『対論・異色昭和史』

 鶴見俊輔上坂冬子の対談『対論・異色昭和史』を読んだ。 

対論・異色昭和史 (PHP新書)

対論・異色昭和史 (PHP新書)


 何とも不思議な組み合わせであるが、読んでみてびっくり、上坂は鶴見らの『思想の科学』出身なのだという。上坂というと、右のがんこおばさんというイメージしかなかったが、彼女がトヨタ自動車にいるとき書いたレポートが『思想の科学』で賞をとり、それがきっかけで彼女の物書きとしてのキャリアがスタートしたという。


 二人のやりとりはかなり軽妙でおかしい。妹分である上坂は、鶴見の子供っぽさをからかい、鶴見も怒りつつ、気を許している。
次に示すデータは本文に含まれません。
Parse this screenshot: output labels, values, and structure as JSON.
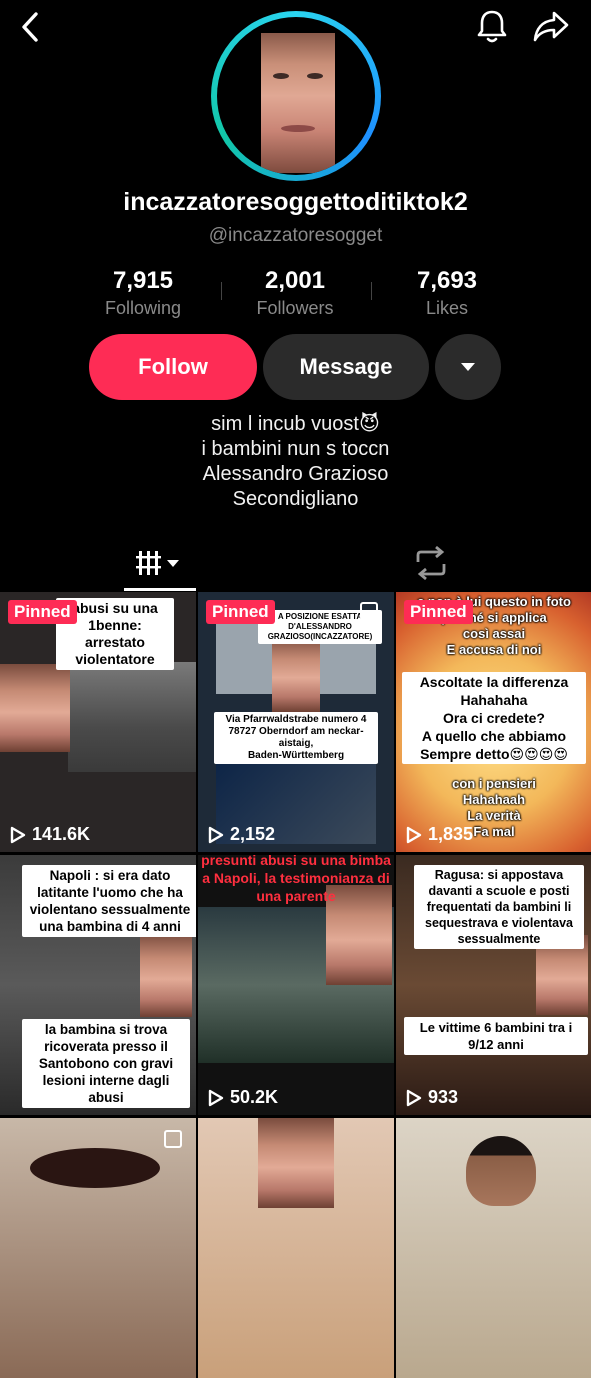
{
  "header": {
    "back_icon": "chevron-left-icon",
    "bell_icon": "bell-icon",
    "share_icon": "share-arrow-icon"
  },
  "profile": {
    "display_name": "incazzatoresoggettoditiktok2",
    "handle": "@incazzatoresogget",
    "ring_colors": [
      "#2ad4f0",
      "#1e90ff",
      "#12c7a8"
    ]
  },
  "stats": [
    {
      "value": "7,915",
      "label": "Following"
    },
    {
      "value": "2,001",
      "label": "Followers"
    },
    {
      "value": "7,693",
      "label": "Likes"
    }
  ],
  "actions": {
    "follow_label": "Follow",
    "message_label": "Message",
    "follow_color": "#fe2c55"
  },
  "bio": [
    "sim l incub vuost😈",
    "i bambini nun s toccn",
    "Alessandro Grazioso",
    "Secondigliano"
  ],
  "tabs": {
    "videos_icon": "grid-icon",
    "reposts_icon": "repost-icon"
  },
  "videos": [
    {
      "pinned": "Pinned",
      "plays": "141.6K",
      "caption": [
        "abusi su una",
        "1benne: arrestato",
        "violentatore"
      ]
    },
    {
      "pinned": "Pinned",
      "plays": "2,152",
      "caption": [
        "A POSIZIONE ESATTA",
        "D'ALESSANDRO GRAZIOSO(INCAZZATORE)"
      ],
      "sub": [
        "Via Pfarrwaldstrabe numero 4",
        "78727 Oberndorf am neckar-aistaig,",
        "Baden-Württemberg"
      ]
    },
    {
      "pinned": "Pinned",
      "plays": "1,835",
      "top_lines": [
        "e non è lui questo in foto",
        "perché si applica",
        "così assai",
        "E accusa di noi"
      ],
      "caption": [
        "Ascoltate la differenza",
        "Hahahaha",
        "Ora ci credete?",
        "A quello che abbiamo",
        "Sempre detto😍😍😍😍"
      ],
      "bottom_lines": [
        "con i pensieri",
        "Hahahaah",
        "La verità",
        "Fa mal"
      ]
    },
    {
      "plays": "",
      "caption": [
        "Napoli : si era dato",
        "latitante l'uomo che ha",
        "violentano sessualmente",
        "una bambina di 4 anni"
      ],
      "bottom_caption": [
        "la bambina si trova",
        "ricoverata presso il",
        "Santobono con gravi",
        "lesioni interne dagli abusi"
      ]
    },
    {
      "plays": "50.2K",
      "red_caption": [
        "presunti abusi su una bimba",
        "a Napoli, la testimonianza di",
        "una parente"
      ]
    },
    {
      "plays": "933",
      "caption": [
        "Ragusa: si appostava",
        "davanti a scuole e posti",
        "frequentati da bambini li",
        "sequestrava e violentava",
        "sessualmente"
      ],
      "bottom_caption": [
        "Le vittime 6 bambini tra i",
        "9/12 anni"
      ]
    }
  ]
}
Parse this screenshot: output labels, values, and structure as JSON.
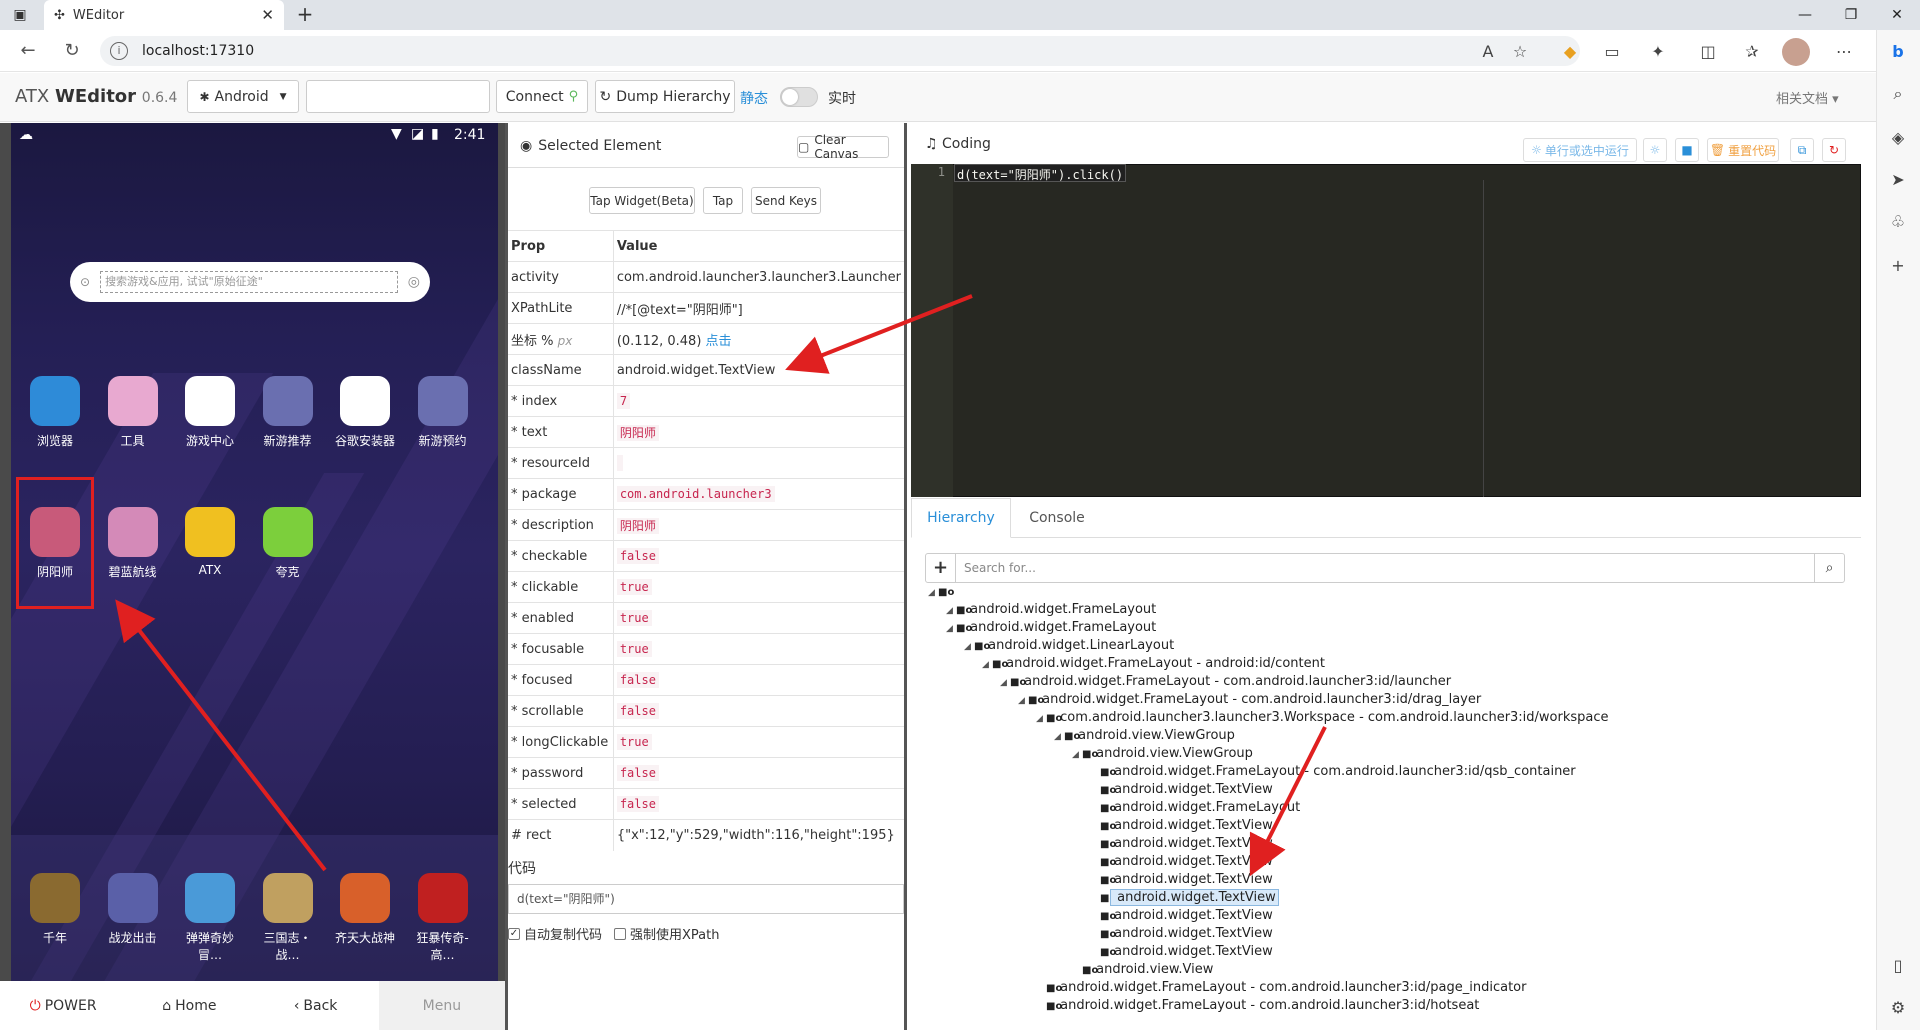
{
  "browser": {
    "tab_title": "WEditor",
    "url": "localhost:17310"
  },
  "app": {
    "brand": "ATX",
    "brand_bold": "WEditor",
    "version": "0.6.4",
    "platform": "Android",
    "serial_value": "",
    "connect_label": "Connect",
    "dump_label": "Dump Hierarchy",
    "static_label": "静态",
    "realtime_label": "实时",
    "docs_label": "相关文档"
  },
  "phone": {
    "time": "2:41",
    "search_placeholder": "搜索游戏&应用, 试试\"原始征途\"",
    "apps_row1": [
      {
        "label": "浏览器",
        "icon": "browser-icon",
        "color": "#2e8bd8"
      },
      {
        "label": "工具",
        "icon": "tools-icon",
        "color": "#e8a9d0"
      },
      {
        "label": "游戏中心",
        "icon": "gamepad-icon",
        "color": "#ffffff"
      },
      {
        "label": "新游推荐",
        "icon": "game-art-icon",
        "color": "#6a6fb0"
      },
      {
        "label": "谷歌安装器",
        "icon": "google-icon",
        "color": "#ffffff"
      },
      {
        "label": "新游预约",
        "icon": "game-art-icon",
        "color": "#6a6fb0"
      }
    ],
    "apps_row2": [
      {
        "label": "阴阳师",
        "icon": "onmyoji-icon",
        "color": "#c85a7a"
      },
      {
        "label": "碧蓝航线",
        "icon": "azurlane-icon",
        "color": "#d48ab8"
      },
      {
        "label": "ATX",
        "icon": "taxi-icon",
        "color": "#f0c020"
      },
      {
        "label": "夸克",
        "icon": "android-icon",
        "color": "#7ccf3c"
      }
    ],
    "dock": [
      {
        "label": "千年",
        "color": "#8a6a30"
      },
      {
        "label": "战龙出击",
        "color": "#5a60a8"
      },
      {
        "label": "弹弹奇妙冒…",
        "color": "#4a9ad8"
      },
      {
        "label": "三国志・战…",
        "color": "#c0a060"
      },
      {
        "label": "齐天大战神",
        "color": "#d8602a"
      },
      {
        "label": "狂暴传奇-高…",
        "color": "#c02020"
      }
    ],
    "buttons": {
      "power": "POWER",
      "home": "Home",
      "back": "Back",
      "menu": "Menu"
    }
  },
  "selected": {
    "title": "Selected Element",
    "clear_canvas": "Clear Canvas",
    "tap_widget": "Tap Widget(Beta)",
    "tap": "Tap",
    "send_keys": "Send Keys",
    "col_prop": "Prop",
    "col_value": "Value",
    "props": {
      "activity_k": "activity",
      "activity_v": "com.android.launcher3.launcher3.Launcher",
      "xpath_k": "XPathLite",
      "xpath_v": "//*[@text=\"阴阳师\"]",
      "coord_k": "坐标 %",
      "coord_unit": "px",
      "coord_v": "(0.112, 0.48)",
      "coord_link": "点击",
      "class_k": "className",
      "class_v": "android.widget.TextView",
      "index_k": "* index",
      "index_v": "7",
      "text_k": "* text",
      "text_v": "阴阳师",
      "rid_k": "* resourceId",
      "rid_v": "",
      "pkg_k": "* package",
      "pkg_v": "com.android.launcher3",
      "desc_k": "* description",
      "desc_v": "阴阳师",
      "checkable_k": "* checkable",
      "checkable_v": "false",
      "clickable_k": "* clickable",
      "clickable_v": "true",
      "enabled_k": "* enabled",
      "enabled_v": "true",
      "focusable_k": "* focusable",
      "focusable_v": "true",
      "focused_k": "* focused",
      "focused_v": "false",
      "scrollable_k": "* scrollable",
      "scrollable_v": "false",
      "long_k": "* longClickable",
      "long_v": "true",
      "password_k": "* password",
      "password_v": "false",
      "selected_k": "* selected",
      "selected_v": "false",
      "rect_k": "# rect",
      "rect_v": "{\"x\":12,\"y\":529,\"width\":116,\"height\":195}"
    },
    "code_label": "代码",
    "code_value": "d(text=\"阴阳师\")",
    "auto_copy": "自动复制代码",
    "force_xpath": "强制使用XPath"
  },
  "coding": {
    "title": "Coding",
    "run_line": "单行或选中运行",
    "reset_code": "重置代码",
    "line_no": "1",
    "code": "d(text=\"阴阳师\").click()"
  },
  "hierarchy": {
    "tab_hierarchy": "Hierarchy",
    "tab_console": "Console",
    "search_placeholder": "Search for...",
    "nodes": [
      "",
      "android.widget.FrameLayout",
      "android.widget.FrameLayout",
      "android.widget.LinearLayout",
      "android.widget.FrameLayout - android:id/content",
      "android.widget.FrameLayout - com.android.launcher3:id/launcher",
      "android.widget.FrameLayout - com.android.launcher3:id/drag_layer",
      "com.android.launcher3.launcher3.Workspace - com.android.launcher3:id/workspace",
      "android.view.ViewGroup",
      "android.view.ViewGroup",
      "android.widget.FrameLayout - com.android.launcher3:id/qsb_container",
      "android.widget.TextView",
      "android.widget.FrameLayout",
      "android.widget.TextView",
      "android.widget.TextView",
      "android.widget.TextView",
      "android.widget.TextView",
      "android.widget.TextView",
      "android.widget.TextView",
      "android.widget.TextView",
      "android.widget.TextView",
      "android.view.View",
      "android.widget.FrameLayout - com.android.launcher3:id/page_indicator",
      "android.widget.FrameLayout - com.android.launcher3:id/hotseat"
    ]
  },
  "colors": {
    "accent": "#2a8fd8",
    "arrow": "#e02020",
    "editor_bg": "#272822"
  }
}
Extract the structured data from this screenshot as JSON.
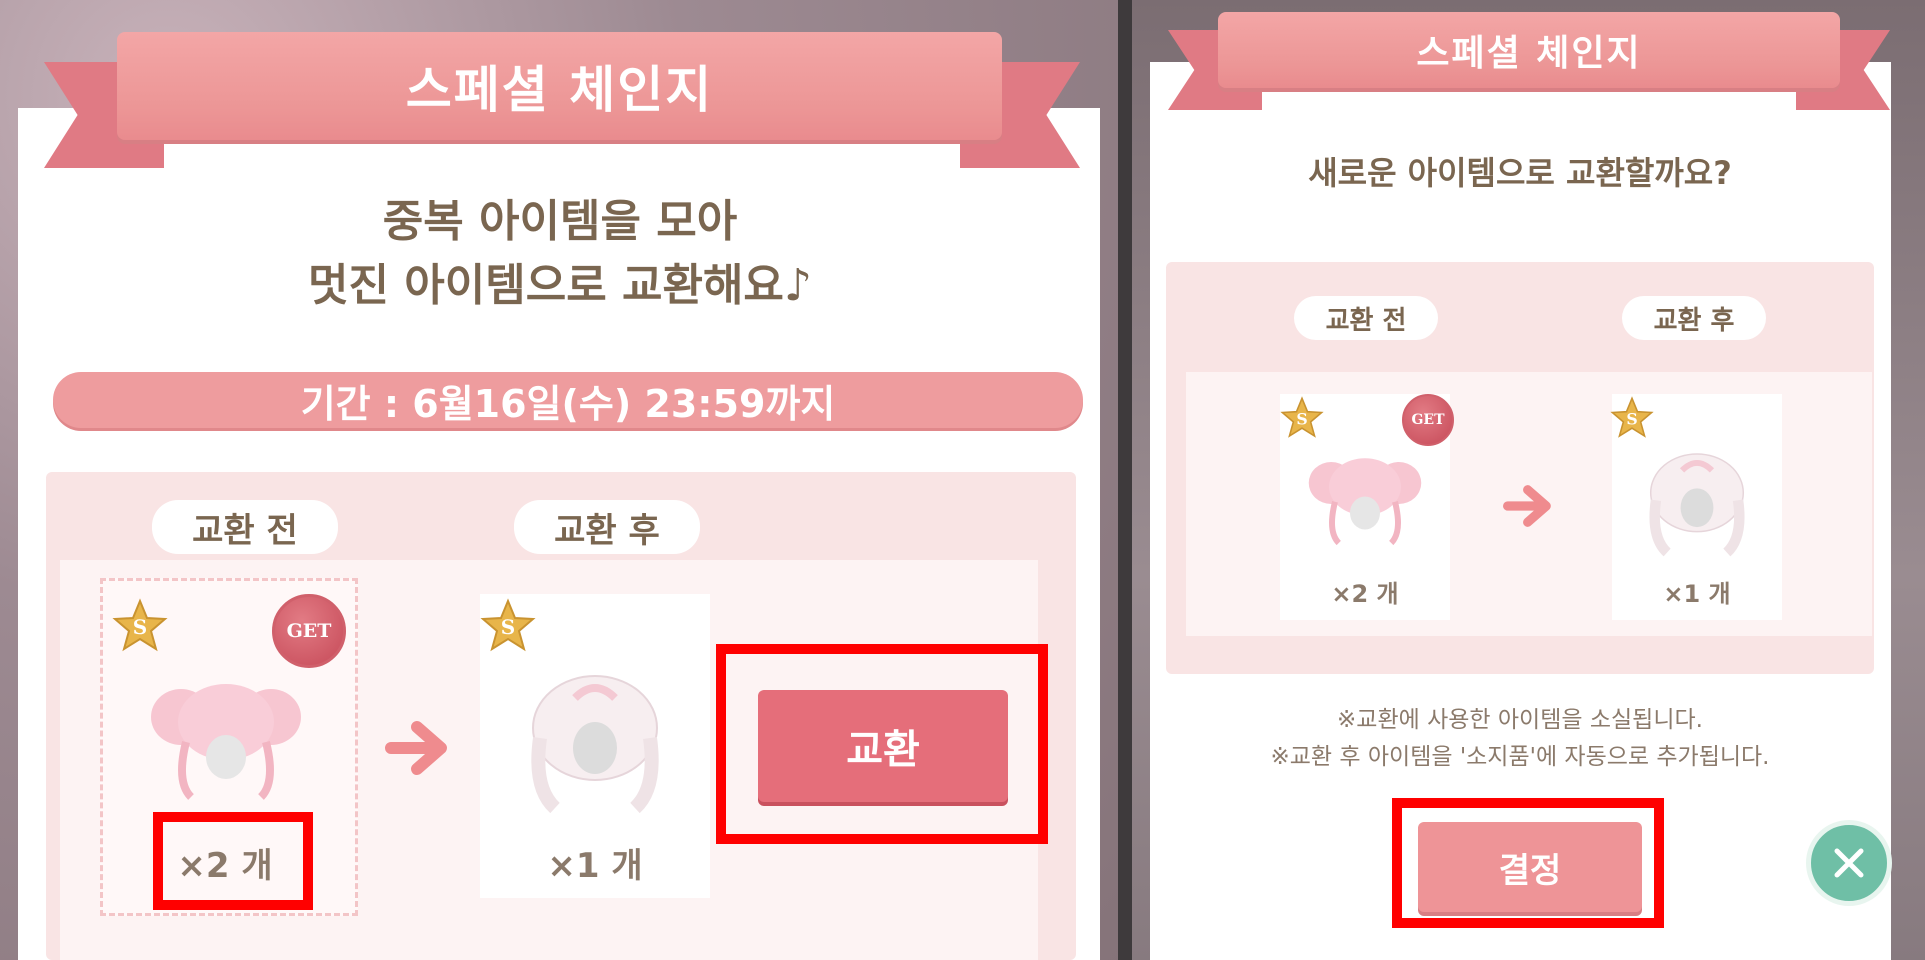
{
  "left_dialog": {
    "title": "스페셜 체인지",
    "heading_line1": "중복 아이템을 모아",
    "heading_line2": "멋진 아이템으로 교환해요♪",
    "period": "기간 : 6월16일(수) 23:59까지",
    "before_label": "교환 전",
    "after_label": "교환 후",
    "before_qty": "×2 개",
    "after_qty": "×1 개",
    "get_badge": "GET",
    "rank_badge": "S",
    "exchange_button": "교환"
  },
  "right_dialog": {
    "title": "스페셜 체인지",
    "question": "새로운 아이템으로 교환할까요?",
    "before_label": "교환 전",
    "after_label": "교환 후",
    "before_qty": "×2 개",
    "after_qty": "×1 개",
    "get_badge": "GET",
    "rank_badge": "S",
    "note_line1": "※교환에 사용한 아이템을 소실됩니다.",
    "note_line2": "※교환 후 아이템을 '소지품'에 자동으로 추가됩니다.",
    "confirm_button": "결정"
  },
  "colors": {
    "ribbon": "#ec9696",
    "exchange_button": "#e56e7a",
    "confirm_button": "#ee9497",
    "highlight_box": "#ff0000",
    "close_button": "#6fbfa6",
    "heading_text": "#7a6650"
  },
  "icons": {
    "star": "star-s-icon",
    "get": "get-badge-icon",
    "arrow": "arrow-right-icon",
    "close": "close-icon",
    "item": "pink-hair-icon"
  }
}
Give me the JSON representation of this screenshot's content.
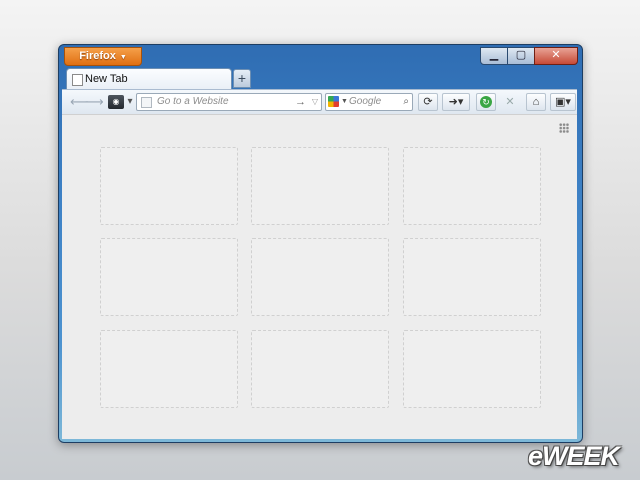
{
  "window": {
    "menu_button": "Firefox",
    "controls": {
      "minimize": "▁",
      "maximize": "▢",
      "close": "✕"
    }
  },
  "tabs": [
    {
      "label": "New Tab"
    }
  ],
  "toolbar": {
    "url_placeholder": "Go to a Website",
    "search_placeholder": "Google",
    "search_engine": "Google"
  },
  "new_tab_page": {
    "tile_count": 9
  },
  "logo": "eWEEK"
}
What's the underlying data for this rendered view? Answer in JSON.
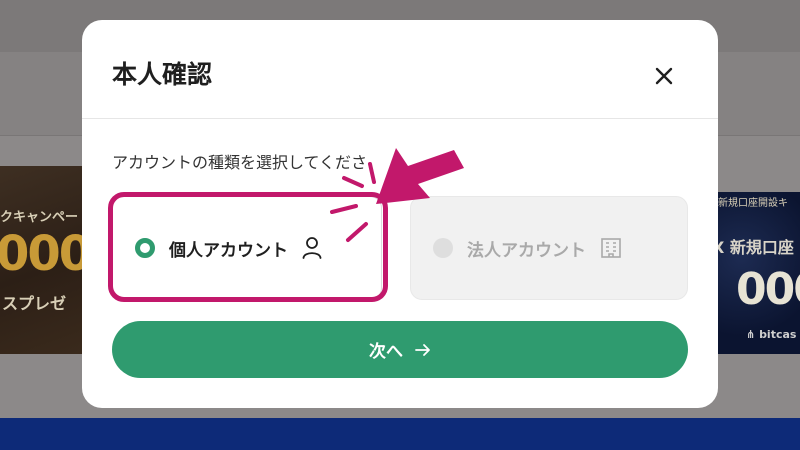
{
  "background": {
    "left_banner": {
      "line1": "クキャンペー",
      "big": "000",
      "line3": "スプレゼ"
    },
    "right_banner": {
      "line1": "新規口座開設キ",
      "line2": "X 新規口座",
      "big": "000",
      "brand": "bitcas"
    }
  },
  "modal": {
    "title": "本人確認",
    "close_icon": "close-icon",
    "prompt": "アカウントの種類を選択してくださ",
    "options": [
      {
        "label": "個人アカウント",
        "icon": "person-icon",
        "selected": true
      },
      {
        "label": "法人アカウント",
        "icon": "building-icon",
        "selected": false
      }
    ],
    "next_button": {
      "label": "次へ",
      "icon": "arrow-right-icon"
    }
  },
  "colors": {
    "accent_green": "#2f9b6f",
    "highlight_magenta": "#c2186b",
    "footer_navy": "#0d2a78"
  }
}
つっこみをいれつつあやす上坂の話術を読んでいると、これまでの彼女のイメージもちょっと変わってくる。もっとも彼女自身の意見となると相変わらずで、その点に関しては、まったく共感できないが。


 読んで面白い本であることは間違いないが、何だかこれでいいのかな、という気もする。鶴見の理想は買うが、どうもこの本を読んでいると、若々しいというより、幼児的である。繰り返し登場する彼の左派インテリ批判も、(左派の権威の崩壊した)今となってはちょっとぴんぼけ気味。う〜ん、どう評価かしていいのやら。